For three hundred dollars, you can purchase 142 cups of Starbucks coffee, a whole quarter’s worth of new textbooks or 42 percent of a Canada Goose jacket. Or you could do what Elise Ammandson did and put on a production of former Northwestern student Aaron Posner’s play Stupid Fucking Bird and completely redefine the standards for great student theater in the process.
What made the Jan. 29-31 run of Stupid Fucking Bird such a seemingly impossible endeavor is also what made it so unique and wonderful. Producer Elise Ammandson noted that the goal working within such a limited budget was to “create design in limits,” which made saying no a necessary evil. The aesthetic was spare, utilizing fabric and holiday lights draped around Shanley Pavilion’s gritty interior to create what space designer Preston Choi referred to as a “circus tent.”
Without a marketing budget, the team behind the show flipped the scripts on advertising as well. Where one normally expects promotional videos, the show’s publicists substituted a pseudo-Facebook persona characterized by the titular bird, a nod to the show’s inspiration, Anton Chekhov’s The Seagull. The account interacts as if it were a real person online, posting photos, commenting and acheiving Ammandson’s goal of, “trying to friend as many people as we know that go to Northwestern.” Another perk of this gonzo guerilla marketing? Ammandson added, “we can cuss as much as we want on Facebook because the school’s not in charge of that.”
Stupid Fucking Bird's set stripped away all of the flash and polish one normally expects from a theater production, and, given the themes of the play, this was precisely the point. In fact, the dramatic monologue that Con (Wyatt Fair) delivers in the first act of the play is essentially one massive metafictional subtweet at the Northwestern theatre community. While minutes away in Cahn Auditorium, massive sets and sweeping vocal crescendos characterize the “largest student run play in the country,” Stupid Fucking Bird managed to both deride and deconstruct everything the students playing those ill-fated passengers stand for.

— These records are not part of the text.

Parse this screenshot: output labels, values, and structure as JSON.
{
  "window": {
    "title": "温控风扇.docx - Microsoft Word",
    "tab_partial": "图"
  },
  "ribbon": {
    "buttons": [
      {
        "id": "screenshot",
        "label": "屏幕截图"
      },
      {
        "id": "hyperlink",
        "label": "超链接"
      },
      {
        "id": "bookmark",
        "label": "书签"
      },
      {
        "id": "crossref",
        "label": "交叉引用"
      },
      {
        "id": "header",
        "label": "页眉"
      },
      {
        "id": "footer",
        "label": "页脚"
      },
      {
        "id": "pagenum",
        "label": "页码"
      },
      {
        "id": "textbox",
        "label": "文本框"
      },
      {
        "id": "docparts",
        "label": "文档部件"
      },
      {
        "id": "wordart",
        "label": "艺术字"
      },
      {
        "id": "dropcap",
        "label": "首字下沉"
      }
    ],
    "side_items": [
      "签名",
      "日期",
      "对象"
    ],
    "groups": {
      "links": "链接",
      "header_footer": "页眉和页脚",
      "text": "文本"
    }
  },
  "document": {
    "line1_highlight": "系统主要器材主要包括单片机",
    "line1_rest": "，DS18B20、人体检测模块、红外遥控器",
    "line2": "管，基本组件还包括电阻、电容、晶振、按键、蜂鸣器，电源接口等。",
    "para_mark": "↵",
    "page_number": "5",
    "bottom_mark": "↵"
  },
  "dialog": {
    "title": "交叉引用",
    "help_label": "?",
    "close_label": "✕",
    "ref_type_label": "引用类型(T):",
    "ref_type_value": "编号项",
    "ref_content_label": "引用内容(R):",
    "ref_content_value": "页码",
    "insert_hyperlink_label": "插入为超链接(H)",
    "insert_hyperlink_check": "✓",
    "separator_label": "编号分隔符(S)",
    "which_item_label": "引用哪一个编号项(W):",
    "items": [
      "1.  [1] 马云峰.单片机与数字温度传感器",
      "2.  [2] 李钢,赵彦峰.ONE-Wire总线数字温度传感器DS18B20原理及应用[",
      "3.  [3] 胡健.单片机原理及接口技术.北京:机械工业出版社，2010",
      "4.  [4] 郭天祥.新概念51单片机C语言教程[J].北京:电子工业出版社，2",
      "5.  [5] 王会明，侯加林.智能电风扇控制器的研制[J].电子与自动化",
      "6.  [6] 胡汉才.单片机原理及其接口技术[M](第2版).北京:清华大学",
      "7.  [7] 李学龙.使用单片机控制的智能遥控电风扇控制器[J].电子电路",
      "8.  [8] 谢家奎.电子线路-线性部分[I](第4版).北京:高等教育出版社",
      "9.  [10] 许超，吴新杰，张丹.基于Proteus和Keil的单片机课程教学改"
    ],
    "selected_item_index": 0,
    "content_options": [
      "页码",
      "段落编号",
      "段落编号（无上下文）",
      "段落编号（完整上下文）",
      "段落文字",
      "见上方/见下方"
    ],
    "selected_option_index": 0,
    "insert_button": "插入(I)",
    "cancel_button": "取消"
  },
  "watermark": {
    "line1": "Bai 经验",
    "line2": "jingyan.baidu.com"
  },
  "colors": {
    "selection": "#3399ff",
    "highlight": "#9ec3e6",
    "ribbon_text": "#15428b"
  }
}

This might seem a bit hypocritical, given that the cast, crew and production board Wave primarily comprises theatre majors themselves – why choose such a sardonic play, and adapt it to directly disparage the members of the community they belong to? Is this play a cry to end the artifice of theatre altogether, or a call to change the way performer, producers and even outsiders to the insular theater crowd think of themselves and the work they do?
Ammandson has a positive outlook on the play’s message. “I hope that this show is an answer for why we do this theatre,” she said. “For other people who don’t do theatre it’s still relatable, because it’s about life, and I hope that they just like slow down, and ponder what they want, and like just that we’re all flawed, and we’re all human.”
It would be difficult to say that Stupid Fucking Bird is revolutionary in the world of theater at large – there are certainly other works of drama that pick apart what fiction is, breaking the fourth wall and playing with the dynamics of what it is to perform. However, given that Stupid Fucking Bird was written by a graduate of Northwestern’s theater department, so it might not be too out there to imagine the critique of artifice is especially directed at us Wildcats. Does the engrossing, thought-provoking, sensory experience that was Stupid Fucking Bird mean the theatre department is going turn over the box office tables, rebuke flash for substantial subject matter and embrace the “new forms” of theater heralded in the play? Unfortunately, probably not – a production of Rent is going up in the Louis Room this weekend.